Right - focus attention onto the players. Laud and promote them relentlessly, emphasizing the fact that the team not only belongs to the locals, but is an expression of their personality.

Wrong - focus attention onto yourself. Fill the yearbook with your face and biography, promote yourself relentlessly and the team negligibly, and belittle the players while taking credit for all success. Emphasize the fact that the team is yours alone, and an expression of your personality. Have an unpalatable personality.

Right - hang onto popular players, and try to maintain a sense of team tradition and continuity. Bring back a living symbol of the glory days (Willie McCovey) and acquire from your competitor across the bay the area's most popular player (Vida Blue).

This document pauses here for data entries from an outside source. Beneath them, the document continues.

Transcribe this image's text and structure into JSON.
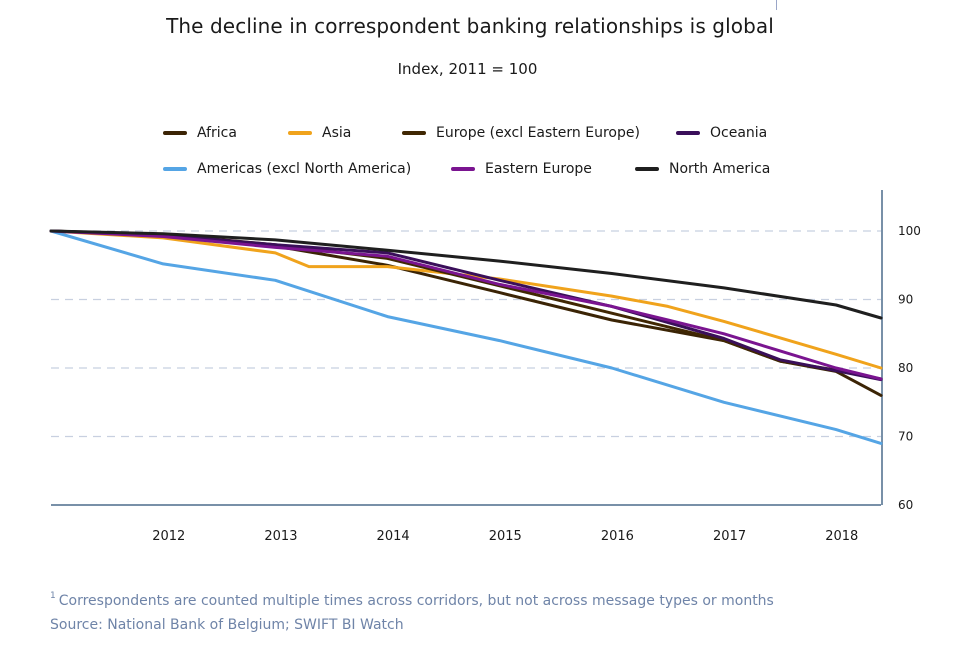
{
  "title": "The decline in correspondent banking relationships is global",
  "subtitle": "Index, 2011 = 100",
  "footnote": {
    "marker": "1",
    "text": "Correspondents are counted multiple times across corridors, but not across message types or months"
  },
  "source": "Source: National Bank of Belgium; SWIFT BI Watch",
  "chart_data": {
    "type": "line",
    "x_ticks": [
      "2012",
      "2013",
      "2014",
      "2015",
      "2016",
      "2017",
      "2018"
    ],
    "xlim": [
      2011,
      2018.4
    ],
    "ylim": [
      60,
      105
    ],
    "y_ticks": [
      60,
      70,
      80,
      90,
      100
    ],
    "y_axis_position": "right",
    "grid": "horizontal dashed",
    "legend_position": "top",
    "series": [
      {
        "name": "Africa",
        "color": "#3b2405",
        "x": [
          2011,
          2012,
          2013,
          2014,
          2015,
          2016,
          2017,
          2017.5,
          2018,
          2018.4
        ],
        "y": [
          100,
          99.3,
          97.8,
          95,
          91,
          87,
          84,
          81,
          79.5,
          76
        ]
      },
      {
        "name": "Asia",
        "color": "#f0a31c",
        "x": [
          2011,
          2012,
          2013,
          2013.3,
          2014,
          2015,
          2016,
          2016.5,
          2017,
          2018,
          2018.4
        ],
        "y": [
          100,
          99,
          96.8,
          94.8,
          94.8,
          93,
          90.5,
          89,
          86.8,
          82,
          80
        ]
      },
      {
        "name": "Europe (excl Eastern Europe)",
        "color": "#402703",
        "x": [
          2011,
          2012,
          2013,
          2014,
          2015,
          2016,
          2017,
          2017.5,
          2018,
          2018.4
        ],
        "y": [
          100,
          99.5,
          98,
          96,
          92,
          88,
          84,
          81,
          79.7,
          78.4
        ]
      },
      {
        "name": "Oceania",
        "color": "#3a0f5a",
        "x": [
          2011,
          2012,
          2013,
          2014,
          2015,
          2016,
          2017,
          2017.5,
          2018,
          2018.4
        ],
        "y": [
          100,
          99.4,
          98,
          96.8,
          92.8,
          89,
          84.3,
          81.2,
          79.6,
          78.3
        ]
      },
      {
        "name": "Americas (excl North America)",
        "color": "#55a5e5",
        "x": [
          2011,
          2012,
          2013,
          2014,
          2015,
          2016,
          2017,
          2018,
          2018.4
        ],
        "y": [
          100,
          95.2,
          92.8,
          87.5,
          84,
          80,
          75,
          71,
          69
        ]
      },
      {
        "name": "Eastern Europe",
        "color": "#7a1490",
        "x": [
          2011,
          2012,
          2013,
          2014,
          2015,
          2016,
          2016.5,
          2017,
          2017.5,
          2018,
          2018.4
        ],
        "y": [
          100,
          99.2,
          97.6,
          96.3,
          92.2,
          89,
          87,
          85,
          82.5,
          80,
          78.4
        ]
      },
      {
        "name": "North America",
        "color": "#1f1f1f",
        "x": [
          2011,
          2012,
          2013,
          2014,
          2015,
          2016,
          2017,
          2018,
          2018.4
        ],
        "y": [
          100,
          99.6,
          98.7,
          97.2,
          95.6,
          93.8,
          91.7,
          89.2,
          87.3
        ]
      }
    ]
  }
}
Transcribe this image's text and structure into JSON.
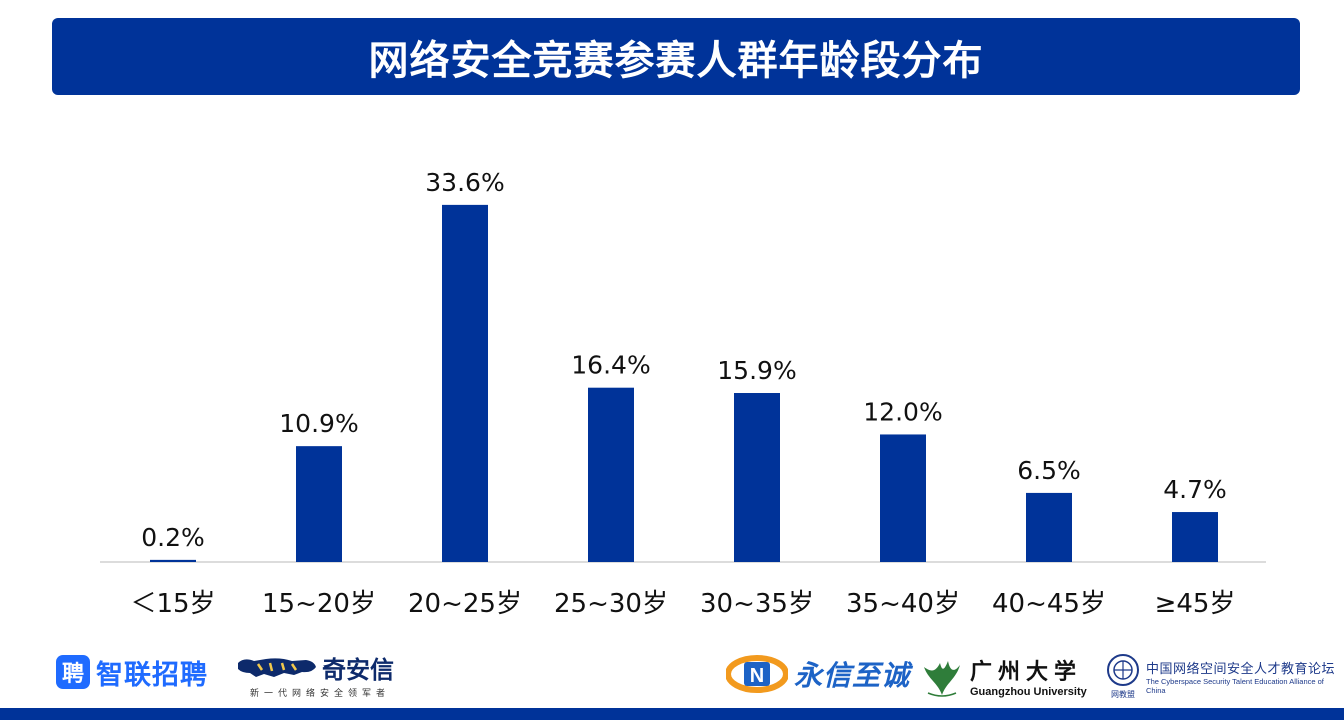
{
  "title": "网络安全竞赛参赛人群年龄段分布",
  "colors": {
    "primary": "#003399",
    "bar": "#003399",
    "axis": "#d0d0d0",
    "label_text": "#111111",
    "zhilian_blue": "#1f6bff",
    "qianxin_navy": "#0d2a6b",
    "yongxin_blue": "#1d63c6",
    "yongxin_orange": "#f29a1e",
    "gzhu_green": "#2f7d3a"
  },
  "chart_data": {
    "type": "bar",
    "title": "网络安全竞赛参赛人群年龄段分布",
    "categories": [
      "＜15岁",
      "15~20岁",
      "20~25岁",
      "25~30岁",
      "30~35岁",
      "35~40岁",
      "40~45岁",
      "≥45岁"
    ],
    "values": [
      0.2,
      10.9,
      33.6,
      16.4,
      15.9,
      12.0,
      6.5,
      4.7
    ],
    "value_labels": [
      "0.2%",
      "10.9%",
      "33.6%",
      "16.4%",
      "15.9%",
      "12.0%",
      "6.5%",
      "4.7%"
    ],
    "unit": "%",
    "ylim": [
      0,
      35
    ],
    "grid": false,
    "legend": "none"
  },
  "logos": {
    "zhilian": {
      "badge": "聘",
      "text": "智联招聘"
    },
    "qianxin": {
      "text": "奇安信",
      "subtitle": "新一代网络安全领军者"
    },
    "yongxin": {
      "mark": "N",
      "text": "永信至诚"
    },
    "gzhu": {
      "cn": "广州大学",
      "en": "Guangzhou University"
    },
    "alliance": {
      "cn": "中国网络空间安全人才教育论坛",
      "en": "The Cyberspace Security Talent Education Alliance of China",
      "tag": "网教盟"
    }
  }
}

Wrong - trade, sell or drive off every popular player you have, just when attendance is building, and unload new players frequently to preclude followings from developing. Trade the last symbol of the glory days for criticizing you (Bill North) and give your competitor across the bay the area's most popular player (Blue).

Indeed, the A's wrongs - antagonizing the local press, broadcasting games over a 10-watt college radio station with student announcers, publicly inviting just-resigned Richard Nixon to throw out theplayoff game ball, ad alienatum - make almost anything the Giants do look right.

That is the crux of Bay area baseball today, as it has been since the A's arrived: not the Giants' sudden and remarkable ability to attract fans, but Charlie Finley's consistent and amazing ability to repel them.